I get my CBD oil via expeller pressed organically grown hemp, sourced from the state of Colorado, USA. There are a few companies that synthesize CBD in a crystalline form but find the oil is best. I also like to pair it with a mug of lavender tea or chamomile as they are both cousins to cannabis and the terpenes tend to enhance the effect in addition to masking the flavor which is nutty but still 'green'.
I can imagine the CBD thing getting into a nice little routine, a bit like when I go to my local coffee shop and order the same thing each day: medium cappuccino extra hot takeaway cup + biscotti. That is until they changed the brand of biscotti to a rubbish one.
Some do. This is going to be a "Bring Jesus to the table with you" kind of meeting. (Because He's the only one who will save you). I am demanding some changes to the team be made and now that I have an advocate working with me I may actually get the rest of what I need.
Anxiety and depression go hand in hand in this specific way: Both are self-feeding mental attitudes. (They differ in many other ways.) The key to either of them includes identifying the triggering condition or behavior and learning WHY it triggers your attack. Then learn to handle the trigger differently. I know, easy as Hell to say, harder than Hell to do. But that's how I eventually got away from suicidal depression.
This actually ties in to Jon's question in another thread about making things more efficient by changing habitual behavior. If you see your anxiety or depression as being a barrier to a better and more productive life (or more satisfying, take your pick), then it is time to change the behavior pattern that is in the way of your progress.
The sad thing is, when you are down in the dumps it is often harder to get the motivation to pull yourself up out of the hole. I suppose that is when a support network helps. Yet when it comes to divorce, you are losing your partner who may have provided support in the past.
I can't claim to be an expert. At best, I'm an armchair psychologist. However, when I had my bouts of clinical depression, I learned that there were common triggers for stress. They included death of a close loved one, changing job status including a new job, moving to a new home, change of marital status, and new additions to a family. These "stressors" contributed to whatever ailed you and could trigger anxiety and/or depression. They all come from the same thing, which is another topic in this forum - facing the unknown as brought about by change. New situations make us fearful just because we feel unprepared. We like to know where we are going, what we are doing, and why we are doing it. In a new situation, we do not always have that luxury.

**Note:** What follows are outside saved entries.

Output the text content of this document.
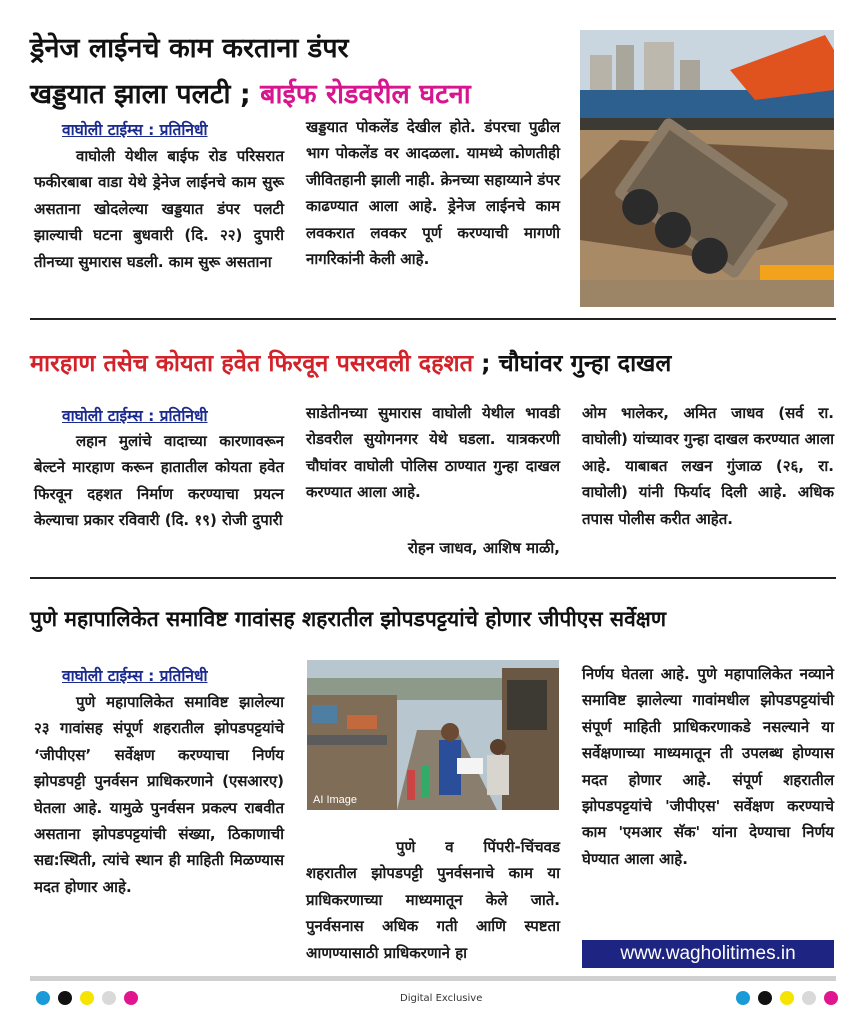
ड्रेनेज लाईनचे काम करताना डंपर
खड्डयात झाला पलटी ; बाईफ रोडवरील घटना
वाघोली टाईम्स : प्रतिनिधी
वाघोली येथील बाईफ रोड परिसरात फकीरबाबा वाडा येथे ड्रेनेज लाईनचे काम सुरू असताना खोदलेल्या खड्डयात डंपर पलटी झाल्याची घटना बुधवारी (दि. २२) दुपारी तीनच्या सुमारास घडली. काम सुरू असताना
खड्डयात पोकलेंड देखील होते. डंपरचा पुढील भाग पोकलेंड वर आदळला. यामध्ये कोणतीही जीवितहानी झाली नाही. क्रेनच्या सहाय्याने डंपर काढण्यात आला आहे. ड्रेनेज लाईनचे काम लवकरात लवकर पूर्ण करण्याची मागणी नागरिकांनी केली आहे.
मारहाण तसेच कोयता हवेत फिरवून पसरवली दहशत ; चौघांवर गुन्हा दाखल
वाघोली टाईम्स : प्रतिनिधी
लहान मुलांचे वादाच्या कारणावरून बेल्टने मारहाण करून हातातील कोयता हवेत फिरवून दहशत निर्माण करण्याचा प्रयत्न केल्याचा प्रकार रविवारी (दि. १९) रोजी दुपारी
साडेतीनच्या सुमारास वाघोली येथील भावडी रोडवरील सुयोगनगर येथे घडला. यात्रकरणी चौघांवर वाघोली पोलिस ठाण्यात गुन्हा दाखल करण्यात आला आहे.
रोहन जाधव, आशिष माळी,
ओम भालेकर, अमित जाधव (सर्व रा. वाघोली) यांच्यावर गुन्हा दाखल करण्यात आला आहे. याबाबत लखन गुंजाळ (२६, रा. वाघोली) यांनी फिर्याद दिली आहे. अधिक तपास पोलीस करीत आहेत.
पुणे महापालिकेत समाविष्ट गावांसह शहरातील झोपडपट्टयांचे होणार जीपीएस सर्वेक्षण
वाघोली टाईम्स : प्रतिनिधी
पुणे महापालिकेत समाविष्ट झालेल्या २३ गावांसह संपूर्ण शहरातील झोपडपट्टयांचे ‘जीपीएस’ सर्वेक्षण करण्याचा निर्णय झोपडपट्टी पुनर्वसन प्राधिकरणाने (एसआरए) घेतला आहे. यामुळे पुनर्वसन प्रकल्प राबवीत असताना झोपडपट्टयांची संख्या, ठिकाणाची सद्य:स्थिती, त्यांचे स्थान ही माहिती मिळण्यास मदत होणार आहे.
AI Image
पुणे व पिंपरी-चिंचवड शहरातील झोपडपट्टी पुनर्वसनाचे काम या प्राधिकरणाच्या माध्यमातून केले जाते. पुनर्वसनास अधिक गती आणि स्पष्टता आणण्यासाठी प्राधिकरणाने हा
निर्णय घेतला आहे. पुणे महापालिकेत नव्याने समाविष्ट झालेल्या गावांमधील झोपडपट्टयांची संपूर्ण माहिती प्राधिकरणाकडे नसल्याने या सर्वेक्षणाच्या माध्यमातून ती उपलब्ध होण्यास मदत होणार आहे. संपूर्ण शहरातील झोपडपट्टयांचे 'जीपीएस' सर्वेक्षण करण्याचे काम 'एमआर सॅक' यांना देण्याचा निर्णय घेण्यात आला आहे.
www.wagholitimes.in
Digital Exclusive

To be honest, based on what I read, I think it has to be impossible for divorce to NOT affect your mental health. The question is whether it made you feel better or worse, and whether the long-term or short-term effects were the same. For my mother's divorce, she fled an abusive situation by leaving home for another city and becoming hard to find. Her ex didn't pursue her because he ended up in jail for other reasons. But she found a loving man in my father and she found some happiness. For my wife's divorce, as her marriage had soured she became sadder and angrier. But then she found me and I found her. (Yes, I say it that way intentionally.) She claims to be really happy with me and I am happy with her as well. So in both cases, the long-term mental health improved even though the short-term situation was frightening to both, causing much anxiety and uncertainty.
Maybe it is a case that stress and anxiety goes up whenever the status quo is disturbed. We need the adrenalin to power us through difficult situations. When we all lived for around 35 years up until around 1800, when life expectancy started to rise, the long term effects of stress were not important, since its ravaging effect on the body was never seen.